EXEC TestSniffing3 'zzz'
It returns 1667 rows, as expected. Now take a look at the execution plan. It’s doing an index seek. Not what was expected and not optimal. On my machine the key lookup’s in at 87% of the query.
So, what went wrong?
A look at the properties of the index seek give a clue. Estimated rows – 9 actual rows – 1667. The xml form of the execution plan give another clue.
<ColumnReference Column="@StringVar" ParameterCompiledValue="'zzz'" ParameterRuntimeValue="'abc'" />
When this procedure was compiled, the value of the parameter was ‘zzz’. The optimiser compiled a plan optimal for that value. It didn’t and couldn’t know that the parameter was going to change within the stored procedure before the query was executed.

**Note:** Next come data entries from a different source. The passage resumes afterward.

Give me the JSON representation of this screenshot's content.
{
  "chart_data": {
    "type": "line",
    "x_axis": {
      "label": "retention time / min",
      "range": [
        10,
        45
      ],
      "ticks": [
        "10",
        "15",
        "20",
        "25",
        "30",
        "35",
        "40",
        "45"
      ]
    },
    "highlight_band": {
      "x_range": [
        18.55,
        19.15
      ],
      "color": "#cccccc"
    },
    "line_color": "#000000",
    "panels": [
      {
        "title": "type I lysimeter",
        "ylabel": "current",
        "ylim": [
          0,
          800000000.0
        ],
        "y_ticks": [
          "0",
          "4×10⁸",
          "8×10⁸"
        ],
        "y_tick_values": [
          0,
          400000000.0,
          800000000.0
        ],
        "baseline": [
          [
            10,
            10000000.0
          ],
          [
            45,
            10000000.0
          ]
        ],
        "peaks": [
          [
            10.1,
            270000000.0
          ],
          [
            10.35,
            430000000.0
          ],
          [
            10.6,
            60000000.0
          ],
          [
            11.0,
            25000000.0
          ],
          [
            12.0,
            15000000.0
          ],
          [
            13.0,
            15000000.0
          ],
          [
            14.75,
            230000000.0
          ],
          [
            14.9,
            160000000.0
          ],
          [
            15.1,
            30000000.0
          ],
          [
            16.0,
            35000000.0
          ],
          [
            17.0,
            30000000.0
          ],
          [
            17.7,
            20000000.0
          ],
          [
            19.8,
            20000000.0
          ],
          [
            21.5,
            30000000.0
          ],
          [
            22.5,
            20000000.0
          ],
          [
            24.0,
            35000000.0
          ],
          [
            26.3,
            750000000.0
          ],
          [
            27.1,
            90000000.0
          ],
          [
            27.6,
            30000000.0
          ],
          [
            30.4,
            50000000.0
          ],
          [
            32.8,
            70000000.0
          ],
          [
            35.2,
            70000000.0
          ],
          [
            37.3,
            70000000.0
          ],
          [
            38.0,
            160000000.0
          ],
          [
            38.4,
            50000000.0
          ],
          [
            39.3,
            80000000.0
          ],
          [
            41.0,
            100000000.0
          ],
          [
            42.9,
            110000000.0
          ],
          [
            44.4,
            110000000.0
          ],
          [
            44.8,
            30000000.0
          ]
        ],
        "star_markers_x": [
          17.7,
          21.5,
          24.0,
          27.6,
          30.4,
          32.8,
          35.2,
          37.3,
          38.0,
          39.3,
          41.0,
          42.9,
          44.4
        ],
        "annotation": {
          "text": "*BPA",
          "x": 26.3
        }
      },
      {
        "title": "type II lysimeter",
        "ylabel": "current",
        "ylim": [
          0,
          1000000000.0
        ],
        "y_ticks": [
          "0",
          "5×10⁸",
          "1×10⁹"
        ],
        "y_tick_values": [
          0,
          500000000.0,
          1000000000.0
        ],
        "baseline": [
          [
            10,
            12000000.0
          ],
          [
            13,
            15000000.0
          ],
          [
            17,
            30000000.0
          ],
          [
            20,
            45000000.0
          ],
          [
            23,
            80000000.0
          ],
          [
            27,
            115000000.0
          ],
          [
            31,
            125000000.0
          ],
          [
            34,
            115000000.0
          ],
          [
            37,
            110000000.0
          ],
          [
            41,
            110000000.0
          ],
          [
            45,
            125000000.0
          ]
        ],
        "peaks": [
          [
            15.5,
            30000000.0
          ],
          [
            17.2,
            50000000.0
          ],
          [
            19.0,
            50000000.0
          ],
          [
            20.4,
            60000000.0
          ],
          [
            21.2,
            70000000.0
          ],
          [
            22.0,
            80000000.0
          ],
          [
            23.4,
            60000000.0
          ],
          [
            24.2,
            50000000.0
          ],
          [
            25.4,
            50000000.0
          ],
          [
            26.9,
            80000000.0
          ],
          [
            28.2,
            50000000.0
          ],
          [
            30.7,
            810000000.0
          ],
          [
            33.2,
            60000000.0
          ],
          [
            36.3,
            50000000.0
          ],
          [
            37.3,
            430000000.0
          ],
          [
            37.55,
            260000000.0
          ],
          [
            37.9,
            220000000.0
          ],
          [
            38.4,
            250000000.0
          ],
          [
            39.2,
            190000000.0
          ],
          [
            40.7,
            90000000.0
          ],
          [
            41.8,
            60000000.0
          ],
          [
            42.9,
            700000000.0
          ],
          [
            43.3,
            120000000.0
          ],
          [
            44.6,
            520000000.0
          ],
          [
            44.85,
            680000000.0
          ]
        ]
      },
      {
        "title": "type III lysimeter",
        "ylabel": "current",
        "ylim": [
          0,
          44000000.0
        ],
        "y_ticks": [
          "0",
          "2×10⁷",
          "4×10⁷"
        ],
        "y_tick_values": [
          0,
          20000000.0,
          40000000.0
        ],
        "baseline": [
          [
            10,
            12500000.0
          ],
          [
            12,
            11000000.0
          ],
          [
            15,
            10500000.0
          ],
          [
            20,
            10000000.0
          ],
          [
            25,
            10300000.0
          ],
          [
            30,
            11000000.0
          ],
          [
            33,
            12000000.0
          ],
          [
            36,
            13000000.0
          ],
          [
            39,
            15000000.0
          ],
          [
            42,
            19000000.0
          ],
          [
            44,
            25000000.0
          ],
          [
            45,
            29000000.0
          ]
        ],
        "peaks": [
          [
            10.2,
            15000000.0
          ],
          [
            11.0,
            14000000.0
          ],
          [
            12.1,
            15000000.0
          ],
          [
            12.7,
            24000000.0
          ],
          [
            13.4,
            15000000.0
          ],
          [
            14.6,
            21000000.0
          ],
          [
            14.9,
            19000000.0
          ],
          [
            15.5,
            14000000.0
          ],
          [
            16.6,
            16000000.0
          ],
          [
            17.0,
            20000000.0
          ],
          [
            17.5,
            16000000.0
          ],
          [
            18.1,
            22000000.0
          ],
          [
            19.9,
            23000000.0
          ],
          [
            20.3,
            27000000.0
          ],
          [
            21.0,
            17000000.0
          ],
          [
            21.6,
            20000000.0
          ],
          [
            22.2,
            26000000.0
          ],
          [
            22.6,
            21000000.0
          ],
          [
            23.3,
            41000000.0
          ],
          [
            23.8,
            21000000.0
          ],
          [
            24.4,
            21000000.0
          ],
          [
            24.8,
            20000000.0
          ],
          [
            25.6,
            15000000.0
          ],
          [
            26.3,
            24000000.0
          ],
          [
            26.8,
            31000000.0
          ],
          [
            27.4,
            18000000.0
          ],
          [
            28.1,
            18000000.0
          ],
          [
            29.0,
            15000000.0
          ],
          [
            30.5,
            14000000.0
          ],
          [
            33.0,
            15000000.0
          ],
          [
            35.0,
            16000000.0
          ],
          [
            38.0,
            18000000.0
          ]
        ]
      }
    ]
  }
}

This is something that can really bite badly. There often doesn’t appear to be a good reason for the plan to be wrong. Most people don’t go reading the raw XML of the execution plans, for good reason. It esspecially needs to be ketp in mind on procs that have multiple optional parameters, like the following
create procedure DoSearch @var1 varchar(10) = NULL, @var2 varchar(10) = NULL AS IF @var1 is null @var1 = '%' IF @var2 is null @var2 = '%' SELECT * FROM SomeBigTable WHERE Col1 like @var1 AND Col2 LIKE @var2 GO
If, when the proc is first compiled, either of the parameters is NULL, SQL will compile a plan optimal for no rows because a LIKE NULL will not match anything. If the query then goes on to match the entire table, the plan is not going to be very optimal at all.
That I think concludes the short series on parameter sniffing. As always, I’m interested in hearing other people’s take on these problems and their favourite solutions.